NATO reformu konusunda kararlar alınmıştır. NATO Komuta Yapısının kabul edilen jenerik yapıya uygun şekilde modernize edilmesi/küçültülmesi uygun görülmüştür. Bu çerçevede, NATO Karargahlarının hangi ülkelerde yer alacağına dair kararın en geç 2011 Haziran ayına kadar alınması kararlaştırılmıştır. Ayrıca, NATO’nun önümüzdeki yıllarda ihtiyaç duyacağı kritik yetenekler hakkında bir belge kabul edilmiştir. Bu belgede füze savunması konusunun yanı sıra, İttifakın gelecekte krizlere mukabele ederken sivil yeteneklere doğrudan başvurabileceği karara bağlanmıştır.

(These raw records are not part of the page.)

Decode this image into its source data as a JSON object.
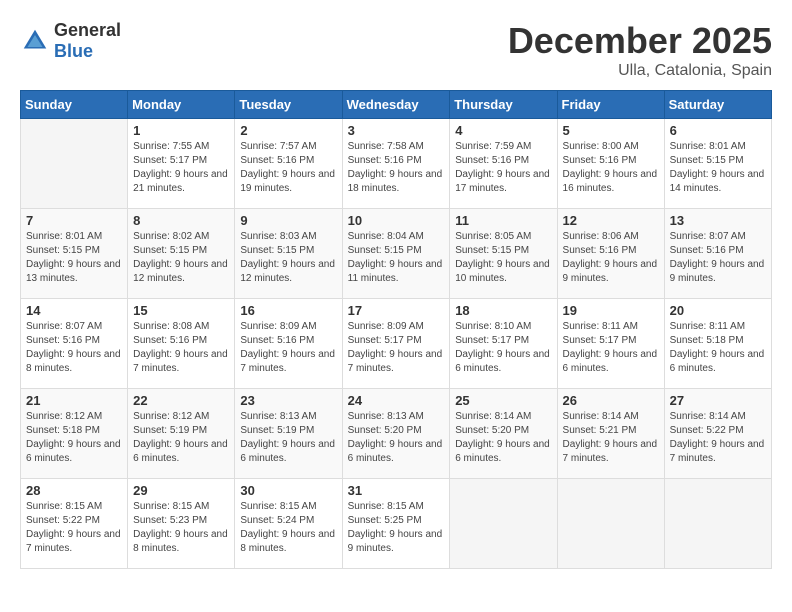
{
  "logo": {
    "general": "General",
    "blue": "Blue"
  },
  "title": {
    "month_year": "December 2025",
    "location": "Ulla, Catalonia, Spain"
  },
  "days_of_week": [
    "Sunday",
    "Monday",
    "Tuesday",
    "Wednesday",
    "Thursday",
    "Friday",
    "Saturday"
  ],
  "weeks": [
    [
      {
        "day": "",
        "info": ""
      },
      {
        "day": "1",
        "info": "Sunrise: 7:55 AM\nSunset: 5:17 PM\nDaylight: 9 hours\nand 21 minutes."
      },
      {
        "day": "2",
        "info": "Sunrise: 7:57 AM\nSunset: 5:16 PM\nDaylight: 9 hours\nand 19 minutes."
      },
      {
        "day": "3",
        "info": "Sunrise: 7:58 AM\nSunset: 5:16 PM\nDaylight: 9 hours\nand 18 minutes."
      },
      {
        "day": "4",
        "info": "Sunrise: 7:59 AM\nSunset: 5:16 PM\nDaylight: 9 hours\nand 17 minutes."
      },
      {
        "day": "5",
        "info": "Sunrise: 8:00 AM\nSunset: 5:16 PM\nDaylight: 9 hours\nand 16 minutes."
      },
      {
        "day": "6",
        "info": "Sunrise: 8:01 AM\nSunset: 5:15 PM\nDaylight: 9 hours\nand 14 minutes."
      }
    ],
    [
      {
        "day": "7",
        "info": "Sunrise: 8:01 AM\nSunset: 5:15 PM\nDaylight: 9 hours\nand 13 minutes."
      },
      {
        "day": "8",
        "info": "Sunrise: 8:02 AM\nSunset: 5:15 PM\nDaylight: 9 hours\nand 12 minutes."
      },
      {
        "day": "9",
        "info": "Sunrise: 8:03 AM\nSunset: 5:15 PM\nDaylight: 9 hours\nand 12 minutes."
      },
      {
        "day": "10",
        "info": "Sunrise: 8:04 AM\nSunset: 5:15 PM\nDaylight: 9 hours\nand 11 minutes."
      },
      {
        "day": "11",
        "info": "Sunrise: 8:05 AM\nSunset: 5:15 PM\nDaylight: 9 hours\nand 10 minutes."
      },
      {
        "day": "12",
        "info": "Sunrise: 8:06 AM\nSunset: 5:16 PM\nDaylight: 9 hours\nand 9 minutes."
      },
      {
        "day": "13",
        "info": "Sunrise: 8:07 AM\nSunset: 5:16 PM\nDaylight: 9 hours\nand 9 minutes."
      }
    ],
    [
      {
        "day": "14",
        "info": "Sunrise: 8:07 AM\nSunset: 5:16 PM\nDaylight: 9 hours\nand 8 minutes."
      },
      {
        "day": "15",
        "info": "Sunrise: 8:08 AM\nSunset: 5:16 PM\nDaylight: 9 hours\nand 7 minutes."
      },
      {
        "day": "16",
        "info": "Sunrise: 8:09 AM\nSunset: 5:16 PM\nDaylight: 9 hours\nand 7 minutes."
      },
      {
        "day": "17",
        "info": "Sunrise: 8:09 AM\nSunset: 5:17 PM\nDaylight: 9 hours\nand 7 minutes."
      },
      {
        "day": "18",
        "info": "Sunrise: 8:10 AM\nSunset: 5:17 PM\nDaylight: 9 hours\nand 6 minutes."
      },
      {
        "day": "19",
        "info": "Sunrise: 8:11 AM\nSunset: 5:17 PM\nDaylight: 9 hours\nand 6 minutes."
      },
      {
        "day": "20",
        "info": "Sunrise: 8:11 AM\nSunset: 5:18 PM\nDaylight: 9 hours\nand 6 minutes."
      }
    ],
    [
      {
        "day": "21",
        "info": "Sunrise: 8:12 AM\nSunset: 5:18 PM\nDaylight: 9 hours\nand 6 minutes."
      },
      {
        "day": "22",
        "info": "Sunrise: 8:12 AM\nSunset: 5:19 PM\nDaylight: 9 hours\nand 6 minutes."
      },
      {
        "day": "23",
        "info": "Sunrise: 8:13 AM\nSunset: 5:19 PM\nDaylight: 9 hours\nand 6 minutes."
      },
      {
        "day": "24",
        "info": "Sunrise: 8:13 AM\nSunset: 5:20 PM\nDaylight: 9 hours\nand 6 minutes."
      },
      {
        "day": "25",
        "info": "Sunrise: 8:14 AM\nSunset: 5:20 PM\nDaylight: 9 hours\nand 6 minutes."
      },
      {
        "day": "26",
        "info": "Sunrise: 8:14 AM\nSunset: 5:21 PM\nDaylight: 9 hours\nand 7 minutes."
      },
      {
        "day": "27",
        "info": "Sunrise: 8:14 AM\nSunset: 5:22 PM\nDaylight: 9 hours\nand 7 minutes."
      }
    ],
    [
      {
        "day": "28",
        "info": "Sunrise: 8:15 AM\nSunset: 5:22 PM\nDaylight: 9 hours\nand 7 minutes."
      },
      {
        "day": "29",
        "info": "Sunrise: 8:15 AM\nSunset: 5:23 PM\nDaylight: 9 hours\nand 8 minutes."
      },
      {
        "day": "30",
        "info": "Sunrise: 8:15 AM\nSunset: 5:24 PM\nDaylight: 9 hours\nand 8 minutes."
      },
      {
        "day": "31",
        "info": "Sunrise: 8:15 AM\nSunset: 5:25 PM\nDaylight: 9 hours\nand 9 minutes."
      },
      {
        "day": "",
        "info": ""
      },
      {
        "day": "",
        "info": ""
      },
      {
        "day": "",
        "info": ""
      }
    ]
  ]
}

Afganistan bağlamında ISAF toplantısı yapılmıştır. Toplantıda ISAF bildirisi ile NATO ve Afganistan arasında Uzun Vadeli İşbirliğine ilişkin bir bildiri yayımlanmıştır. Afganistan’da “Geçiş/İntikal”e ilişkin konular bağlamında güvenlik sorumluluğunun 2011 yılından itibaren aşamalı olarak Afgan güvenlik güçlerine devredilmesi planlanmaktadır. Zirvede, bu süreçte NATO’nun Afganistan’a desteğinin süreceği yönündeki kuvvetli irade teyit edilmiştir.
Zirve sırasında bir NATO-Rusya Zirvesi de düzenlenmiş olup, İttifakla Rusya arasındaki karşılıklı güvene dayanan, geleceğe yönelik işbirliğinin güçlendirilmesi konusunda ortak mutabakat olduğu görülmüştür. Bu çerçevede, NRC kapsamında somut işbirliği yapılacak alanlar arasına füze savunması konusu da dahil edilmiştir. Bu Zirve NATO-Rusya ilişkilerinde yeni bir dönemin başlangıcını teşkil etmiştir.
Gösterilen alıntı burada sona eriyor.